Triadisches Ballett auf LSD

»Music«

Sia erzählt die Geschichte einer Autistin mit Elektro-Pop und Tanz-Einlagen

Jahrzehntelang mussten Schauspieler*innen versichern, dass sie mit ihrer Rolle nicht identisch seien, dass Kunst und Leben nicht zwingend übereinstimmen müssten, jedenfalls nicht in Spielfilmen, denn sonst hießen die ja Dokumentationen. Vergeblich. Inzwischen sollen sie nicht mehr spielen, was sie spielen, wenn sie nicht zugleich genau das sind, was sie spielen. Dieses neue Gebot bekam jüngst auch die australische Sängerin und Komponistin Sia in Form eines gewaltigen Shitstorms zu spüren. Es reichte schon die Veröffentlichung des Trailers zu ihrem Spielfilmdebüt »Music«, um Autist*innen gegen sich aufzubringen. Für »Music« hatte Sia nämlich die Tänzerin Maddie Ziegler engagiert. Ziegler ist keine Autistin. Sie spielt eine. Und das ist für Aktivist*innen, die sich für Rechte von Menschen mit Behinderungen einsetzen, ein Problem.
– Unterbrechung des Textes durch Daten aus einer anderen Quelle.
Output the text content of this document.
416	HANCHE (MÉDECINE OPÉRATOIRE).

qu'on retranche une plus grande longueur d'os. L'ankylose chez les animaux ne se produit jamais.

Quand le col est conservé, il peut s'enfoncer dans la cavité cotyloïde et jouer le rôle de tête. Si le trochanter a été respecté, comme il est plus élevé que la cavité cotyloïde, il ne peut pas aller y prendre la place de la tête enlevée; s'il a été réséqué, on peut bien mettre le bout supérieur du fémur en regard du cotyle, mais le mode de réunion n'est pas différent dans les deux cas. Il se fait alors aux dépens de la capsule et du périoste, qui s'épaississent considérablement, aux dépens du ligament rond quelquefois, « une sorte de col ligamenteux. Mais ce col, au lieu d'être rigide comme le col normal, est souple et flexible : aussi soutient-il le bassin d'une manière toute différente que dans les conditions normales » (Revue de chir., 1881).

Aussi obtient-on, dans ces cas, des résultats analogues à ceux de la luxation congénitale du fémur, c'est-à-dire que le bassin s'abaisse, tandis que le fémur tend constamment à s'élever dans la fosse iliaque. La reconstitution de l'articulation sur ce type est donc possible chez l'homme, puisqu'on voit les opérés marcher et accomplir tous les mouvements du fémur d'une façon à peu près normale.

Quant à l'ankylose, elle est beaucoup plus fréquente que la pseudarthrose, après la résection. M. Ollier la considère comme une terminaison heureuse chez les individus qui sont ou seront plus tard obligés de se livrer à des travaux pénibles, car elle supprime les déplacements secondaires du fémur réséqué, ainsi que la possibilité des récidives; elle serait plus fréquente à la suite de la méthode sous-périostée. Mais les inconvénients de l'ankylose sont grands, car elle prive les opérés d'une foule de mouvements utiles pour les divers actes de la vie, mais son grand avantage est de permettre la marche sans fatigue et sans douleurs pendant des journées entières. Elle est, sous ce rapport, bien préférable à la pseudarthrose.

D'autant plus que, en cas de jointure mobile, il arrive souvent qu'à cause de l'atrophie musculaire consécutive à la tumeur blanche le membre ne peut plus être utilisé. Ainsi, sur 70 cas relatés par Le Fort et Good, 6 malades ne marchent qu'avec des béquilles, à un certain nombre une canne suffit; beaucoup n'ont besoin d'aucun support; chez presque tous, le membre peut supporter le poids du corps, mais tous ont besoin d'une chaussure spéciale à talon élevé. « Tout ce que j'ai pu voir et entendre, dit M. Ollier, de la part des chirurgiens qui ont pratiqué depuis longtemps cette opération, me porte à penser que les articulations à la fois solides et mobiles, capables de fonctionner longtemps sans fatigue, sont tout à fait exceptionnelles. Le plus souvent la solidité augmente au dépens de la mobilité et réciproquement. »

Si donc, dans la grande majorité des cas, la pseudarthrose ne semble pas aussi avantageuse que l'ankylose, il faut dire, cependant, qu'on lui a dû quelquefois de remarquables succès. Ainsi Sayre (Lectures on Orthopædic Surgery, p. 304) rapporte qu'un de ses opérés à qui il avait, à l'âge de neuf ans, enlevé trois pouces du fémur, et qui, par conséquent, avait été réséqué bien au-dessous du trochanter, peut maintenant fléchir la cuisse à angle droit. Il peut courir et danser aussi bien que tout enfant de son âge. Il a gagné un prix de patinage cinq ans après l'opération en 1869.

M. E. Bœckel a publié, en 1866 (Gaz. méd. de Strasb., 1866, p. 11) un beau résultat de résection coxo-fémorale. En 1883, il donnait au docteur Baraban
Dabei rückt schon der Name der Titelfigur, »Music«, die Rolle in den Stand einer Allegorie. Also Kunst. Aber gut. Music spricht kaum, legt irrlichternde Mimik an den Tag, schirmt sich mit Kopfhörern vor Außenreizen ab und ist auf feste Rituale angewiesen. Sie lebt bei ihrer Oma, ein paar gute Geister in der Nachbarschaft haben ein feines Netz an diskreter Betreuung geknüpft, damit Music ihren täglichen Spaziergang durchs Viertel unbehelligt absolvieren kann. Doch dann stirbt Oma, und nun soll von Amts wegen die ihr nahezu unbekannte Schwester Zu (Kate Hudson) auf sie aufpassen. Die macht gerade einen Entzug und träumt von einem Aussteigerleben mit Yoga irgendwo im »Paradies«. Hauptsache, keine Verantwortung.

Man kann dem Drehbuch vorwerfen, einen behinderten Menschen zum Hilfsmittel zu machen, um ein aus der Bahn geratenes Mittelschichts-Leben wieder auf Kurs zu bringen. Aber was sonst oft bloß karikierend wirkt — wenn nichtbehinderte behinderte Menschen spielen –, wird hier aufgefangen in der radikalen Künstlichkeit der bonbonbunten Musical-Einlagen, die jede Mimik-Entgleisung Musics zum stilistischen Konzept erheben. Im scharfen Kontrast zum Kitchen-Sink-Realismus der Schwesterngeschichte (auch eine Liebesgeschichte kommt vor) hantiert Sia zu ihren sanften Elektro-Popsongs mit Kostümen und Choreografien, als sei es das Triadische Ballett auf LSD. Es wäre naiv, dies als authentisch gemeinte Illustration der Innenwelt einer Autistin zu deuten, dazu ist das Ganze viel zu ironisch überdreht. »Music« ist ein freundlicher, fantasievoller Film. Er dreht sich weniger um die stets vorausgesetzte Fürsorglichkeit zwischen Blutsverwandten als vielmehr um die Solidarität zwischen Außen­seitern.